Binali Yıldırım, haberlere bakdığımızda “laikliği ve değiştirilmesi teklîf dahî edilemez” soyundan muzır ve fikri katleden maddeleri, dînine, vicdânına ve fikir hürriyetine tamâmen zıd ve mübâyin gören müslümanlara meydan okuma edâsıyla, onlara hiddet ve şiddet tavrı içine girerek söyle gürledi:

 “Anayasanın ilk 4 maddesinin teminatı AK Parti’dir. İlk 4 maddesinin değiştirilmesini teklif etmedik. 4 maddenin değiştirilmesini teklif edenle işimiz olmaz. Bu kadar açık ve nettir. Bunlar devletin temelleridir, olmazsa olmazıdır.” 

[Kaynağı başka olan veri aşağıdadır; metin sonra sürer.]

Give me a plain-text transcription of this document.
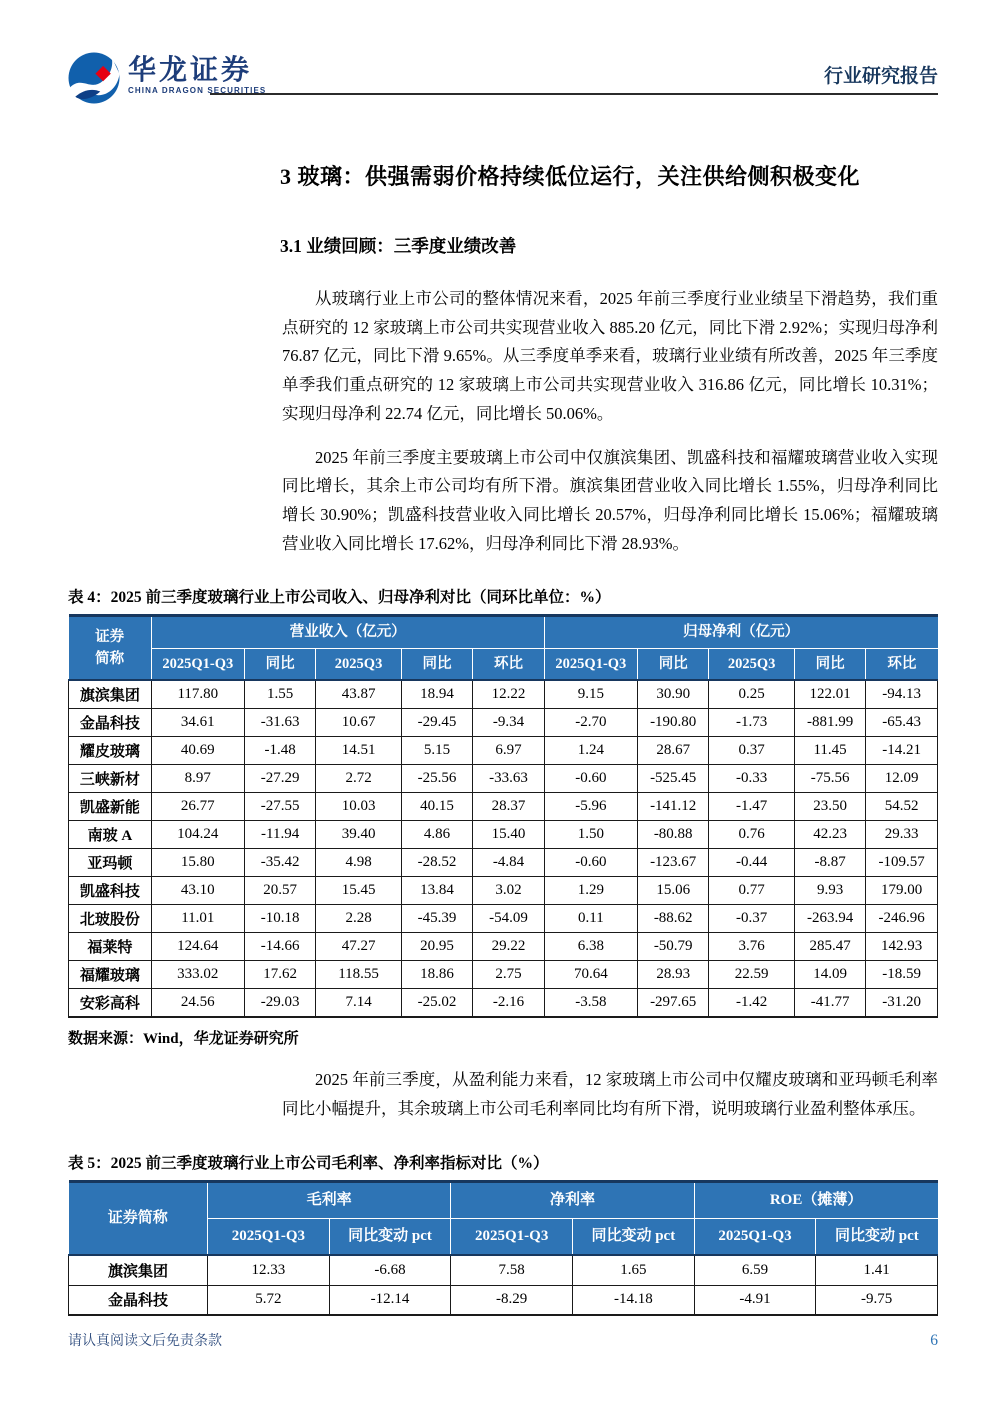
华龙证券
CHINA DRAGON SECURITIES
行业研究报告
3 玻璃：供强需弱价格持续低位运行，关注供给侧积极变化
3.1 业绩回顾：三季度业绩改善

从玻璃行业上市公司的整体情况来看，2025 年前三季度行业业绩呈下滑趋势，我们重点研究的 12 家玻璃上市公司共实现营业收入 885.20 亿元，同比下滑 2.92%；实现归母净利 76.87 亿元，同比下滑 9.65%。从三季度单季来看，玻璃行业业绩有所改善，2025 年三季度单季我们重点研究的 12 家玻璃上市公司共实现营业收入 316.86 亿元，同比增长 10.31%；实现归母净利 22.74 亿元，同比增长 50.06%。

2025 年前三季度主要玻璃上市公司中仅旗滨集团、凯盛科技和福耀玻璃营业收入实现同比增长，其余上市公司均有所下滑。旗滨集团营业收入同比增长 1.55%，归母净利同比增长 30.90%；凯盛科技营业收入同比增长 20.57%，归母净利同比增长 15.06%；福耀玻璃营业收入同比增长 17.62%，归母净利同比下滑 28.93%。

表 4：2025 前三季度玻璃行业上市公司收入、归母净利对比（同环比单位：%）
证券
简称	营业收入（亿元）					归母净利（亿元）				
	2025Q1-Q3	同比	2025Q3	同比	环比	2025Q1-Q3	同比	2025Q3	同比	环比
旗滨集团	117.80	1.55	43.87	18.94	12.22	9.15	30.90	0.25	122.01	-94.13
金晶科技	34.61	-31.63	10.67	-29.45	-9.34	-2.70	-190.80	-1.73	-881.99	-65.43
耀皮玻璃	40.69	-1.48	14.51	5.15	6.97	1.24	28.67	0.37	11.45	-14.21
三峡新材	8.97	-27.29	2.72	-25.56	-33.63	-0.60	-525.45	-0.33	-75.56	12.09
凯盛新能	26.77	-27.55	10.03	40.15	28.37	-5.96	-141.12	-1.47	23.50	54.52
南玻 A	104.24	-11.94	39.40	4.86	15.40	1.50	-80.88	0.76	42.23	29.33
亚玛顿	15.80	-35.42	4.98	-28.52	-4.84	-0.60	-123.67	-0.44	-8.87	-109.57
凯盛科技	43.10	20.57	15.45	13.84	3.02	1.29	15.06	0.77	9.93	179.00
北玻股份	11.01	-10.18	2.28	-45.39	-54.09	0.11	-88.62	-0.37	-263.94	-246.96
福莱特	124.64	-14.66	47.27	20.95	29.22	6.38	-50.79	3.76	285.47	142.93
福耀玻璃	333.02	17.62	118.55	18.86	2.75	70.64	28.93	22.59	14.09	-18.59
安彩高科	24.56	-29.03	7.14	-25.02	-2.16	-3.58	-297.65	-1.42	-41.77	-31.20
数据来源：Wind，华龙证券研究所

2025 年前三季度，从盈利能力来看，12 家玻璃上市公司中仅耀皮玻璃和亚玛顿毛利率同比小幅提升，其余玻璃上市公司毛利率同比均有所下滑，说明玻璃行业盈利整体承压。

表 5：2025 前三季度玻璃行业上市公司毛利率、净利率指标对比（%）
证券简称	毛利率		净利率		ROE（摊薄）	
	2025Q1-Q3	同比变动 pct	2025Q1-Q3	同比变动 pct	2025Q1-Q3	同比变动 pct
旗滨集团	12.33	-6.68	7.58	1.65	6.59	1.41
金晶科技	5.72	-12.14	-8.29	-14.18	-4.91	-9.75
请认真阅读文后免责条款	6
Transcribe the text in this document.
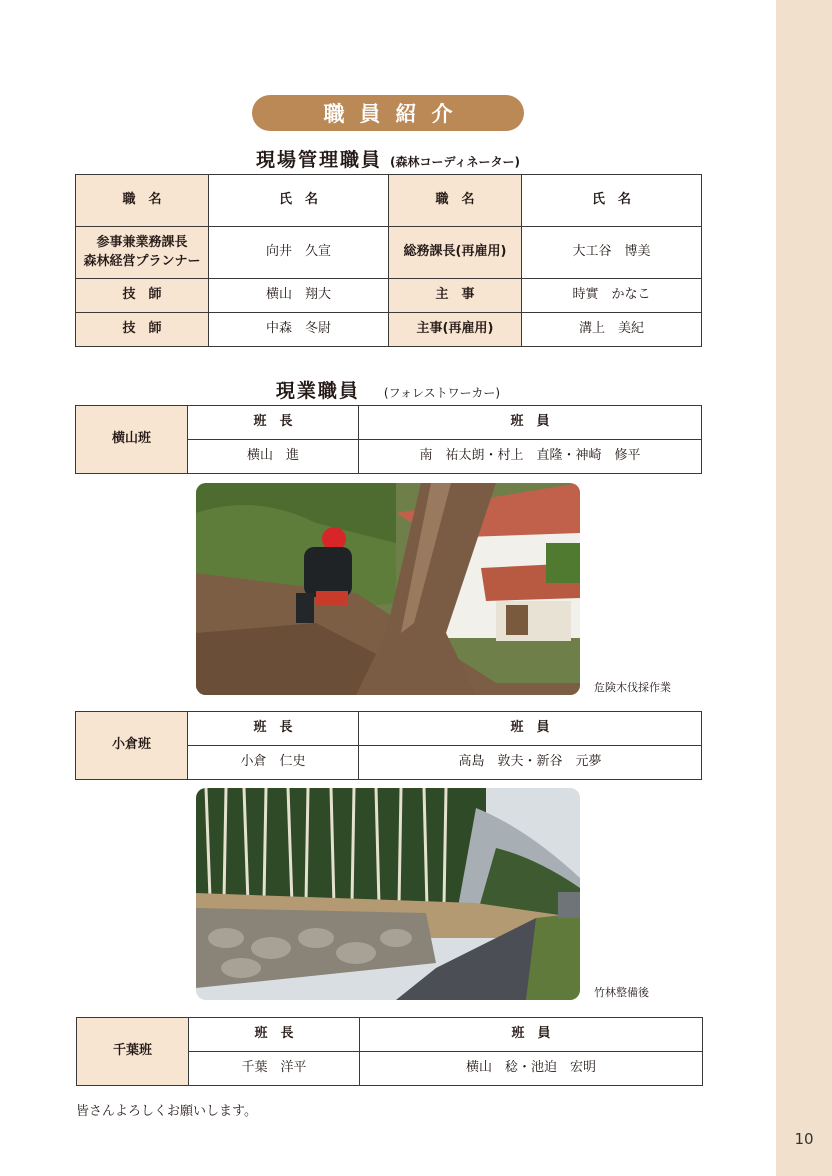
10
職員紹介
現場管理職員 (森林コーディネーター)
職　名	氏　名	職　名	氏　名

参事兼業務課長
森林経営プランナー	向井　久宣	総務課長(再雇用)	大工谷　博美
技　師	横山　翔大	主　事	時實　かなこ
技　師	中森　冬尉	主事(再雇用)	溝上　美紀
現業職員 (フォレストワーカー)
横山班	班　長	班　員
	横山　進	南　祐太朗・村上　直隆・神崎　修平
危険木伐採作業
小倉班	班　長	班　員
	小倉　仁史	高島　敦夫・新谷　元夢
竹林整備後
千葉班	班　長	班　員
	千葉　洋平	横山　稔・池迫　宏明
皆さんよろしくお願いします。
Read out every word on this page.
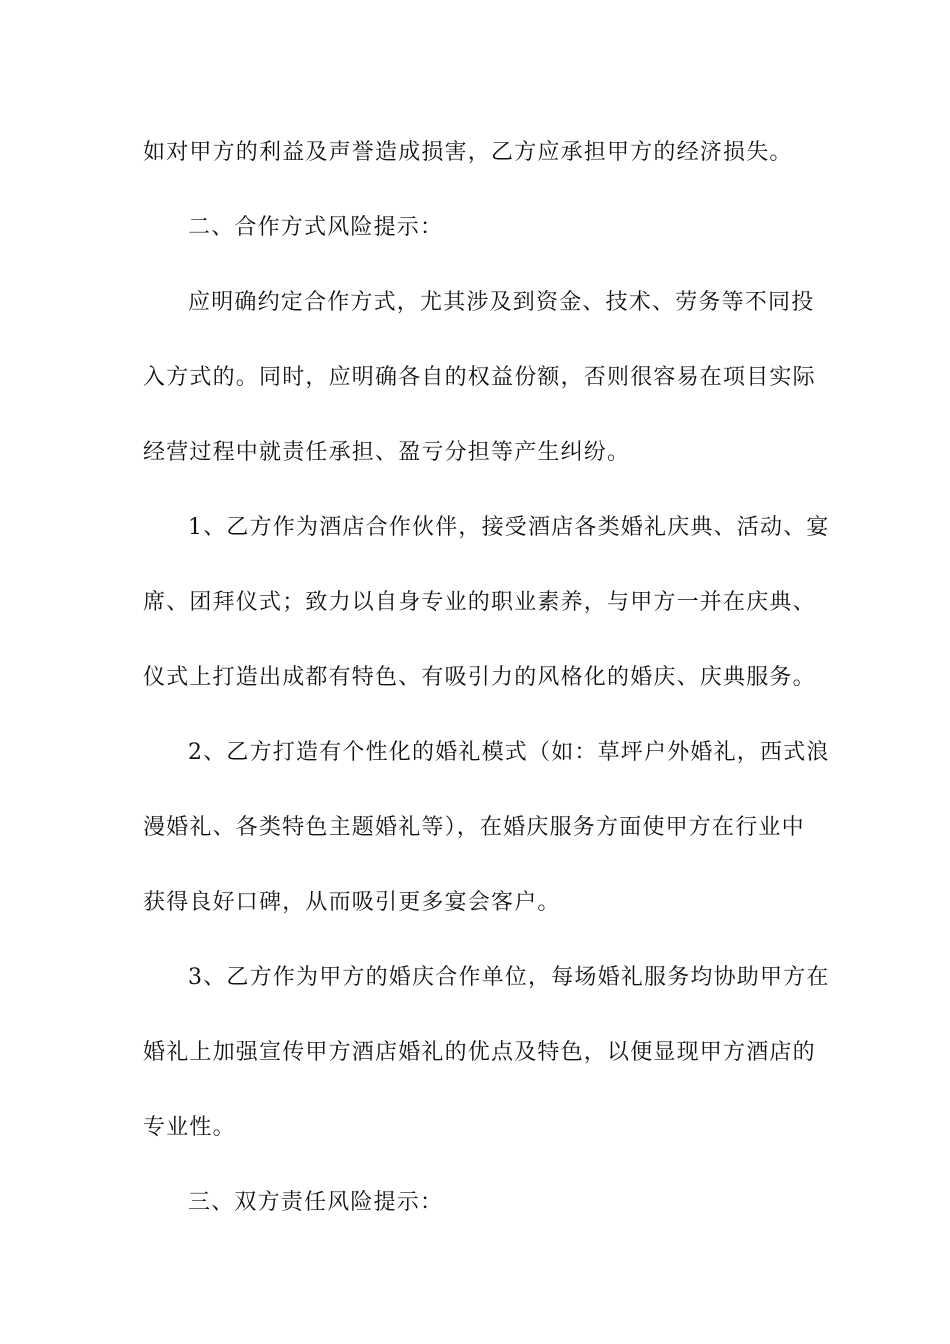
如对甲方的利益及声誉造成损害，乙方应承担甲方的经济损失。
二、合作方式风险提示：
应明确约定合作方式，尤其涉及到资金、技术、劳务等不同投
入方式的。同时，应明确各自的权益份额，否则很容易在项目实际
经营过程中就责任承担、盈亏分担等产生纠纷。
1、乙方作为酒店合作伙伴，接受酒店各类婚礼庆典、活动、宴
席、团拜仪式；致力以自身专业的职业素养，与甲方一并在庆典、
仪式上打造出成都有特色、有吸引力的风格化的婚庆、庆典服务。
2、乙方打造有个性化的婚礼模式（如：草坪户外婚礼，西式浪
漫婚礼、各类特色主题婚礼等），在婚庆服务方面使甲方在行业中
获得良好口碑，从而吸引更多宴会客户。
3、乙方作为甲方的婚庆合作单位，每场婚礼服务均协助甲方在
婚礼上加强宣传甲方酒店婚礼的优点及特色，以便显现甲方酒店的
专业性。
三、双方责任风险提示：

Devletin olmazsa olmazı, bu 4 madde ve bilhassa “laiklik” denen ve dînin hiçbir hükmünü, bu ne kadar münezzeh ve mükemmel Allâh irâdesi de olsa, onu beğenmeyib aslâ hayâta geçirmemek… Böylesine Allâh’ın DÎNİNE sırt dönüb reddetmeyi hangi müslüman îmânına kabûl etdirebilir?.Bu hangi ve nasıl devletdir ki, onun “olmazsa olmazı”, İslâmiyet gibi Milletin 1000 yıldır uğruna milyonlarca evlâdını ŞEHİD verdiği Mukaddes ve Muazzez Allâh Dînini kapı dışında tutmak; ve onun yüzüne bile bakmıyacak kadar onu dışlamak olsun!.

Başvekîl Yıldırım şöyle devamdadır:

“İlk dört madde nedir? Madde bir devletin şekli, cumhuriyet. Madde iki, niteliği demokratik, laik sosyal hukuk devleti. Madde üç, devletin ülkesi ve milletiyle bölünmez bütünlüğü, bayrağının ay yıldızlı bayrak olduğu, marşının İstiklal Marşı olduğunu, dilinin Türkçe olduğunu, başkentin Ankara olduğu.”

Bayrağına, marşına, başkentine, laiklik denen ateizmasına ve diline kadar devletin her şeyi “ana-avrat ve babayasasına” yazılıyor da, “DÎNİ” neden yazılamıyor acebâ?. Şeyhülislâm Mustafa Sabri Efendi Merhûm’un buyurduğu gibi, “Her şeye dili dönüyor da dînine gelince  mi dili dönmüyor?”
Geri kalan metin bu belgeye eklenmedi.